In Hayden v. County of Nassau, 180 F.3d 42 (2d Cir. 1999), the Second Circuit affirmed the district court's dismissal of a suit brought by White and Latino police officers alleging violations of the Equal Protection Clause and Title VII of the Civil Rights Act of 1964.

==Background==
To comply with a consent decree, Nassau County redesigned its entrance examinations for police officers to eliminate or reduce the adverse impact the test had on minority candidates. The officers contended that the department's entrance exam, which had been intentionally designed to minimize adverse impact on black candidates, discriminated against them.

==Opinion of the court==
The Second Circuit rejected the Equal Protection claims, because the test was facially neutral, administered and scored in the same way for all candidates, was not designed with an intent to discriminate, and had not resulted in an adverse impact upon the plaintiff class of white, Latino and female applicants. The court emphasized the distinction between the County's legitimate intent to minimize the discriminatory impact of the test on black applicants, and an intent to discriminate against non-black applicants. The court explained that the objective of "designing an entrance exam which would diminish the adverse impact on black applicants . . . in and of itself [] does not constitute a 'racial' classification"; "although Nassau County was necessarily conscious of race in redesigning its entrance exam, it treated all persons equally in the administration of the exam".

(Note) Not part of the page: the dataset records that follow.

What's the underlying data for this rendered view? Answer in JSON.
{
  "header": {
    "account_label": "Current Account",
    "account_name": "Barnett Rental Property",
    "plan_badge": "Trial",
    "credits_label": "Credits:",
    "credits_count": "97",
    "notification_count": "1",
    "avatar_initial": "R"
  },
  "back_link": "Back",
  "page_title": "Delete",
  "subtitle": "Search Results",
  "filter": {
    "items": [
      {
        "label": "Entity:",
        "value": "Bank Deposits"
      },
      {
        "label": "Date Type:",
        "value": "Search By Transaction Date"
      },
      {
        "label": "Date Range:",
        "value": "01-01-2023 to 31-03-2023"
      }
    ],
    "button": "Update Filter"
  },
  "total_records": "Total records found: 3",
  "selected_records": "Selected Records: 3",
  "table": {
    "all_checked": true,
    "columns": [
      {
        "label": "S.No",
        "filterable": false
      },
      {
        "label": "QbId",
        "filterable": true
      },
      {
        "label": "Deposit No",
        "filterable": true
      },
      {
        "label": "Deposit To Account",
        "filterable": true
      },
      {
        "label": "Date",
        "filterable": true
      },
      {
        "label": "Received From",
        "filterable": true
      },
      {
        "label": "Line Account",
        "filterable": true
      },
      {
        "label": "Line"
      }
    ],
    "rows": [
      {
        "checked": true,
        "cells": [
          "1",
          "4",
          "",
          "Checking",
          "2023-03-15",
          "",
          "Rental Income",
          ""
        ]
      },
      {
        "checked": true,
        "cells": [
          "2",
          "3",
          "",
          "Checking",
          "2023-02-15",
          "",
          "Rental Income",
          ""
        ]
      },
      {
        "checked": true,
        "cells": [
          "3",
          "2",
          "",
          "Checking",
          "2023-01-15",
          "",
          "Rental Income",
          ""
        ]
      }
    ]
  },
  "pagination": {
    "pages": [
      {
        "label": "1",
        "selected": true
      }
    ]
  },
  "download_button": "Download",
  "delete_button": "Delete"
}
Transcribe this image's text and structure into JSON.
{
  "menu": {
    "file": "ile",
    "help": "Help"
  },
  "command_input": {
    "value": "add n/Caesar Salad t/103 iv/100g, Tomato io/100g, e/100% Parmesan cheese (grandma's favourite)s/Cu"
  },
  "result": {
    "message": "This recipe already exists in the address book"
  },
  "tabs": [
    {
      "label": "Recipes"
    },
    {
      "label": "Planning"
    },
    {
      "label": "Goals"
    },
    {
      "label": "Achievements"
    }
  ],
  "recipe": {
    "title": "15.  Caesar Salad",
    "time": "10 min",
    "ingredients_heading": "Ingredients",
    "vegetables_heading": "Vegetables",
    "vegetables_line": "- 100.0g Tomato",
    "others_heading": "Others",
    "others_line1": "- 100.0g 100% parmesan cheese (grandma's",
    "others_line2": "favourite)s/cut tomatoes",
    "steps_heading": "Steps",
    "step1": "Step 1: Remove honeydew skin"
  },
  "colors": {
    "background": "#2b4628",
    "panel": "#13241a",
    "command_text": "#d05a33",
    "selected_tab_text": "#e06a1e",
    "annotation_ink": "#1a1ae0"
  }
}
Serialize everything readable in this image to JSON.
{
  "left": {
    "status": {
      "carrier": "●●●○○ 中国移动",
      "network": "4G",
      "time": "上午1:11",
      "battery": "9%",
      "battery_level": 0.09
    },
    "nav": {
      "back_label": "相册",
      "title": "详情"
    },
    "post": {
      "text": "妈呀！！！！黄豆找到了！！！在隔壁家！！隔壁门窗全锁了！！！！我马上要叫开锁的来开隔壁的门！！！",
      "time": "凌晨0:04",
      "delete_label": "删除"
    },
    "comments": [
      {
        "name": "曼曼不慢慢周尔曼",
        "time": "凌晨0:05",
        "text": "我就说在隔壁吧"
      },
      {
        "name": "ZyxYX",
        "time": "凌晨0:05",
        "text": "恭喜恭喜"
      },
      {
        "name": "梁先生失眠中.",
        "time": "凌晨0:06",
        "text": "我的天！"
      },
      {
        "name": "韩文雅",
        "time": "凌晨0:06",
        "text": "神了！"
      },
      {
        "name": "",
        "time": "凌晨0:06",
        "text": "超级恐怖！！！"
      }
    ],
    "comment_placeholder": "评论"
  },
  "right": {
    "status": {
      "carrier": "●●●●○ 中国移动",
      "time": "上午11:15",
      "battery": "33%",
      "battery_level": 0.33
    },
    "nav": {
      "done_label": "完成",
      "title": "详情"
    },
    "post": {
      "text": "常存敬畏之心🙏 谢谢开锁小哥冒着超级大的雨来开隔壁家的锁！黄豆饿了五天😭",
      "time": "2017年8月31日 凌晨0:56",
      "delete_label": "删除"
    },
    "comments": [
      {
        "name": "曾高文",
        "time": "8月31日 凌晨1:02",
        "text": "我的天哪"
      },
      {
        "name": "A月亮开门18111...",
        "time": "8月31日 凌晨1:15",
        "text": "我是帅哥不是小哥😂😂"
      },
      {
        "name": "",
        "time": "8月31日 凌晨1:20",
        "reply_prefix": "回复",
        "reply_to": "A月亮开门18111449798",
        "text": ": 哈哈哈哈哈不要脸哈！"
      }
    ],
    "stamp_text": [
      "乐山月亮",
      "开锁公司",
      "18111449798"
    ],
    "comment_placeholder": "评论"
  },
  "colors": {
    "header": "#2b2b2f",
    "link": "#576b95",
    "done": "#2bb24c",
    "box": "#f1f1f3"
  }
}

The court also rejected the plaintiffs' argument that they were discriminated against because they would have received higher scores if certain sections had not been removed from the test, pointing out that even without these sections the plaintiffs still scored higher, on average, than the black applicants who were presumed to have benefited from the revised exam. The Second Circuit stated that "where an exam that discriminates against a group or groups of persons is reviewed, studied and changed in order to eliminate, or at the very least, alleviate such discrimination, there is a complete absence of intentional discrimination." "[E]ven in the absence of specific and identified discrimination, nothing in our jurisprudence precludes the use of race-neutral means to improve racial and gender representation. . . . . [T]he intent to remedy the disparate impact of the prior exams is not equivalent to an intent to discriminate against non-minority applicants.'"

The Second Circuit rejected the Title VII claims for the same reasons as the equal protection challenges. "The legislative history of the statute . . . confirms that it intended to prohibit 'race norming' and other methods of using different cut-offs for different races or altering scores based on race. In the case before us, the 1994 exam was scored in the same manner for all applicants; no differential cutoffs were employed. Thus, appellants fail to adequately allege a claim under § [703(l)]."